Elizabeth Marshall Thomas has spent a lifetime observing other creatures and other cultures, from her own backyard to the African savannah. Her books have transported millions of readers into the hidden lives of animals--from dogs and cats to deer and lions. She's chronicled the daily lives of African tribes, and even imagined the lives of prehistoric humans. She illuminates unknown worlds like no other. Now, she opens the doors to her own.
Dreaming of Lions traces Thomas's life from her earliest days, including when, as a young woman in the 1950s, she and her family packed up and left for the Kalahari Desert to study the Ju/Wa Bushmen. The world's understanding of African tribal cultures has never been the same since. Nor has Thomas, as the experience taught her not only how to observe, but also how to navigate in male-dominated fields like anthropology and animal science and do what she cared about most: spending time with animals and people in wild places, and relishing the people and animals around her at home.

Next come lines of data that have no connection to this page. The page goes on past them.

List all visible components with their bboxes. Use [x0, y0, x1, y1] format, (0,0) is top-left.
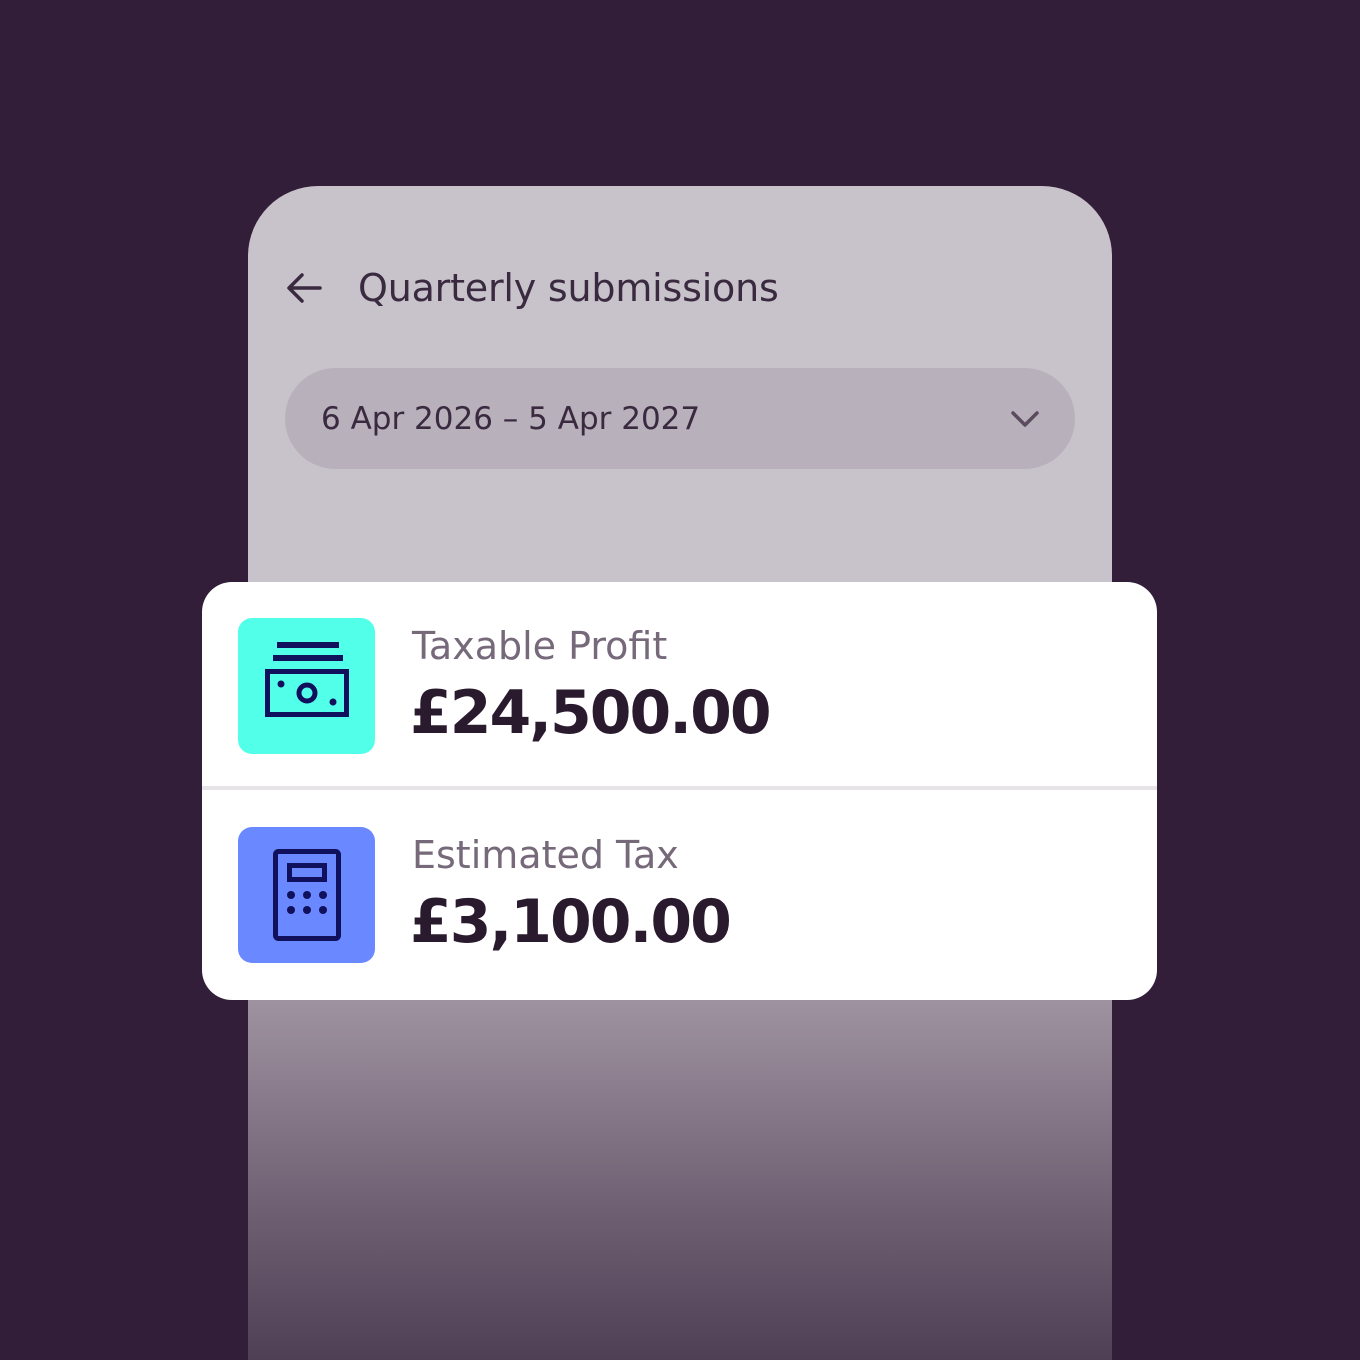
header: Quarterly submissions: [282, 264, 779, 312]
arrow-left-icon: [287, 273, 322, 303]
estimated-tax-amount: £3,100.00: [410, 887, 732, 957]
summary-card: Taxable Profit £24,500.00 Estimated Tax …: [202, 582, 1157, 1000]
taxable-profit-amount: £24,500.00: [410, 678, 772, 748]
divider: [202, 786, 1157, 790]
calculator-icon: [238, 827, 375, 963]
estimated-tax-row: Estimated Tax £3,100.00: [202, 791, 1157, 996]
period-select[interactable]: 6 Apr 2026 – 5 Apr 2027: [285, 368, 1075, 469]
taxable-profit-label: Taxable Profit: [412, 624, 668, 668]
page-title: Quarterly submissions: [358, 266, 779, 310]
taxable-profit-row: Taxable Profit £24,500.00: [202, 582, 1157, 787]
chevron-down-icon: [1005, 399, 1045, 439]
back-button[interactable]: [282, 266, 326, 310]
estimated-tax-label: Estimated Tax: [412, 833, 679, 877]
stage: Quarterly submissions 6 Apr 2026 – 5 Apr…: [0, 0, 1360, 1360]
banknotes-icon: [238, 618, 375, 754]
period-value: 6 Apr 2026 – 5 Apr 2027: [321, 400, 701, 437]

Readers join Thomas as she returns to Africa, after college and marriage, with her two young children, ending up in the turmoil leading to Idi Amin's bloody coup. She invites us into her family life, her writing, and her fascination with animals--from elephants in Namibia, to dogs in her kitchen, or cougars outside her New England farmhouse. She also recounts her personal struggles, writing about her own life with the same kind of fierce honesty that she applies to the world around her, and delivering a memoir that not only shares tremendous insights, but also provides tremendous inspiration.